Issued on • Modified
African press review 19 June 2018
There's still no agreement on a venue for tomorrow's South Sudan peace talks between Salva Kiir and Riek Machar. The African free trade agreements hits another snag. Is Egypt's new cabinet up to the job of economic reform?
South Sudan has rejected the venue for the face-to-face talks between President Salva Kiir and rebel leader Riek Machar.
The Inter-Governmental Authority on Development (Igad) had proposed to hold the meeting, scheduled to take place tomorrow, in the Ethiopian capital, Addis Ababa.
South Sudan's Information Minister and government spokesperson, Michael Makuei, says the historic meeting must take place in a neutral country.
“There are competing interests among Igad member states such as Sudan, Ethiopia and Kenya,” Makuei said.
All three countries had offered to host the Kiir-Machar meeting.
Makuei said President Kiir would rather travel to South Africa to meet Machar.
Riek Machar has been under house arrest in South Africa since November 2016.
Motor problem slows free trade deal
Member countries of the African Tripartite Free Trade Area will have to wait a little longer to benefit from the deal, following a dispute over levies on motor vehicles.
The three trading blocs involved in the deal the East African Community, the Common Market for Eastern and Southern Africa, and the Southern African Development Community hope to create a market of more than 600 million people.
But the East African Community (EAC) and the Southern African Customs Union (Sacu) have yet to reach agreement on tariffs for the automobile sector.
Regional paper the East African suggests that the EAC is unwilling to open up its market to car imports from the South African bloc, as it is protecting the growing Kenyan and Rwandan motor vehicle sectors.
Corruption drive or witch-hunt?
Two Kenyan MPs have described the government's drive against corruption as a political witch-hunt.
According to the Nairobi-based Daily Nation, the two opposition lawmakers have dismissed a presidential directive for a lifestyle audit of all public servants, describing it as a political witch-hunt targeting individuals from one community.
Nandi Senator Samson Cherargei and Belgut MP Nelson Koech warned that the war on corruption was doomed to fail because it has been personalised.

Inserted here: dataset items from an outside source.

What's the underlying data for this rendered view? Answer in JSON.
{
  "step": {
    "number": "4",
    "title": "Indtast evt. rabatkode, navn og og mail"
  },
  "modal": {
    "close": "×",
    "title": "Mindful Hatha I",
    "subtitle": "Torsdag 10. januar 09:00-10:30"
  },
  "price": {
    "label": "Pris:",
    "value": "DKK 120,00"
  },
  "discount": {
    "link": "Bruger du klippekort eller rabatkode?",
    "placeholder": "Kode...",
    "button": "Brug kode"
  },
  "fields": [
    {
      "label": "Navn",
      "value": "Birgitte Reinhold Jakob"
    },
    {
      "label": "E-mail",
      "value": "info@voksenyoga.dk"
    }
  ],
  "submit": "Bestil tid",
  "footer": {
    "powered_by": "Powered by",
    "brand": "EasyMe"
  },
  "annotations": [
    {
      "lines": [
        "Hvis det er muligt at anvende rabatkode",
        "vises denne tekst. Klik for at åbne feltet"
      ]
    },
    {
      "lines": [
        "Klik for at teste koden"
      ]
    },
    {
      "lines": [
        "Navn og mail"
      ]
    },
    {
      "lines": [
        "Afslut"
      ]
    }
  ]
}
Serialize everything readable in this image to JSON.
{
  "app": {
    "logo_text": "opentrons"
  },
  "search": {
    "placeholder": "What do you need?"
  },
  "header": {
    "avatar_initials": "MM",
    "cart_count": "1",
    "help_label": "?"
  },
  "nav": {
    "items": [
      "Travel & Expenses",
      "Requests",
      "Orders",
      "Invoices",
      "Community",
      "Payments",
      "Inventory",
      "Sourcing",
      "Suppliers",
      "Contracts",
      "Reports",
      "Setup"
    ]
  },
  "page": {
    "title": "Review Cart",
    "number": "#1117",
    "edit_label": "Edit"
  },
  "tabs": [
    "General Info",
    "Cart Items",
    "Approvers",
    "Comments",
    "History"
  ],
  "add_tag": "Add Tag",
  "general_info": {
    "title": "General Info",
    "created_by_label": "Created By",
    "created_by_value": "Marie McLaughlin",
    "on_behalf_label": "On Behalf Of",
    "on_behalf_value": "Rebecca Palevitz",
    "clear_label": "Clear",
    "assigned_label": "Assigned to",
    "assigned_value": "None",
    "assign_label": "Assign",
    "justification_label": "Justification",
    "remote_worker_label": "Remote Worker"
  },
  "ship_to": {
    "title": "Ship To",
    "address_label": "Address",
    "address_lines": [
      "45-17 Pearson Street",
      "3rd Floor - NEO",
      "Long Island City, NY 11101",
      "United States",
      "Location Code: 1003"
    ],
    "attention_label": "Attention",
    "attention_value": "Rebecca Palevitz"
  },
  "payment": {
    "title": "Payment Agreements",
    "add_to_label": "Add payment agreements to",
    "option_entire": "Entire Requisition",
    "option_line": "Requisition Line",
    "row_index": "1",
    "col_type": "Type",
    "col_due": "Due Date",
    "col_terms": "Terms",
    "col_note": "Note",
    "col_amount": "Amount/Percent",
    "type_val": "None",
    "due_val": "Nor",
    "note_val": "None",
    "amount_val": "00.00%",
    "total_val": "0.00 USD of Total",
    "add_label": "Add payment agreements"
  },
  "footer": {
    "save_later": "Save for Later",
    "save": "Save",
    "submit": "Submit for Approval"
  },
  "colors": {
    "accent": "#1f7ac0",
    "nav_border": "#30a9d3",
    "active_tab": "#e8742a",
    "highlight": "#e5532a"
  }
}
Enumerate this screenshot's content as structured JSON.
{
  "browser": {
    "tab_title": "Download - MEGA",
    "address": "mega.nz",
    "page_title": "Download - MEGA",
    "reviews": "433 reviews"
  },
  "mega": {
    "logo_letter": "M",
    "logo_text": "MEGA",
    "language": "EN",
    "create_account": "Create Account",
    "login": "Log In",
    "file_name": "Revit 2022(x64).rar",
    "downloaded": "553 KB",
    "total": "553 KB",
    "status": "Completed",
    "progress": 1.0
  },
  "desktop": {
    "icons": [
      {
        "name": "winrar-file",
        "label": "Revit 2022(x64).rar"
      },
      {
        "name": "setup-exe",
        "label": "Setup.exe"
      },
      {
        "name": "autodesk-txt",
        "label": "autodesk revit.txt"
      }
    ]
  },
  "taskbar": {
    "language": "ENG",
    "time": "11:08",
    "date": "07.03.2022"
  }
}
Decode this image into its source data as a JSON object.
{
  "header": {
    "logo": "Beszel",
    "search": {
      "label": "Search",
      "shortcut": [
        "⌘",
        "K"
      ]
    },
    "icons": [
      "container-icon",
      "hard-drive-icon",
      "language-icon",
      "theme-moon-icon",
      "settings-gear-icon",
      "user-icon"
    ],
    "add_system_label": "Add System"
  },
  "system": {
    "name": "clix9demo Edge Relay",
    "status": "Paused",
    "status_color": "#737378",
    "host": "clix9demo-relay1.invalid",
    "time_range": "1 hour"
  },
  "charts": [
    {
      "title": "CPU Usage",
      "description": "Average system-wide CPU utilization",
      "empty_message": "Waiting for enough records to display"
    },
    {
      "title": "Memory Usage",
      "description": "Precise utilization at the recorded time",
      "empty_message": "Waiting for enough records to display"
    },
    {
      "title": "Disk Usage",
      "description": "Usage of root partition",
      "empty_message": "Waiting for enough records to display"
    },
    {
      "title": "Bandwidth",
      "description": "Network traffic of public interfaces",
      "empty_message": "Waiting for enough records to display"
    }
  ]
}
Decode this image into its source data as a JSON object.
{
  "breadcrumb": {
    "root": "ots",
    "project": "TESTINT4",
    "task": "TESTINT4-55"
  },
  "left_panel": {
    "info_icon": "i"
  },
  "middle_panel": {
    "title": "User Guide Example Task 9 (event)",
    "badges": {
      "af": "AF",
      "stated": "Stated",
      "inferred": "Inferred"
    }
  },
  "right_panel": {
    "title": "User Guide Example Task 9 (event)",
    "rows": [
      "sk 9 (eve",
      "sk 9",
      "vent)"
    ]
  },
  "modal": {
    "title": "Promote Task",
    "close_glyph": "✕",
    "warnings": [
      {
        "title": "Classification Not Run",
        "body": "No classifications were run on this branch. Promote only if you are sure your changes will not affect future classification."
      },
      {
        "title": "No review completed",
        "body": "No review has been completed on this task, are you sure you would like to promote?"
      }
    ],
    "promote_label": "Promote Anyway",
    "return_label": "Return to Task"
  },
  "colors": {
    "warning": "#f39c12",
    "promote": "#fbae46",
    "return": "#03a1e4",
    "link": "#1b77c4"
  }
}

While the two men said they supported the war against corruption, they expressed misgivings about the approach which they claim is aimed at settling political scores, while ensuring that the real criminals go free.
Bishops call for pardons in murder case
The World Council of Bishops has written to Nigerian President Muhammadu Buhari, pleading for a pardon for five young men sentenced to death by a court in Adamawa for the killing of a herdsman.
This is reported in the Nigerian Guardian.
A Yola High Court in June sentenced the five men to death by hanging for murdering a herder in retaliation for several killings in the area.
In the letter, the bishops noted that Nigeria “has suffered untold bloodshed from killings, maiming, traumatisation of innocent citizens around the north eastern, north central and Middle Belt states, as a result of frequent attacks by militia herdsmen.”
They have requested a pardon.
Five major changes in Sissi's inner circle
The Cairo-based Egypt Independent says the country's new government is clearly chosen to enforce tough economic reforms and improve security.
Cairo, Washington’s key regional ally, is set to enact more austerity measures in coming years in efforts to bolster investment and create jobs in an economy that was battered by unrest after the 2011 Arab uprisings.
The cabinet, headed by Prime Minister Mustafa Madbouly, includes new ministers of defence, interior, trade, finance and agriculture.
It is the broadest government shake-up since President Abdel Fattah al-Sisi was first elected in 2014.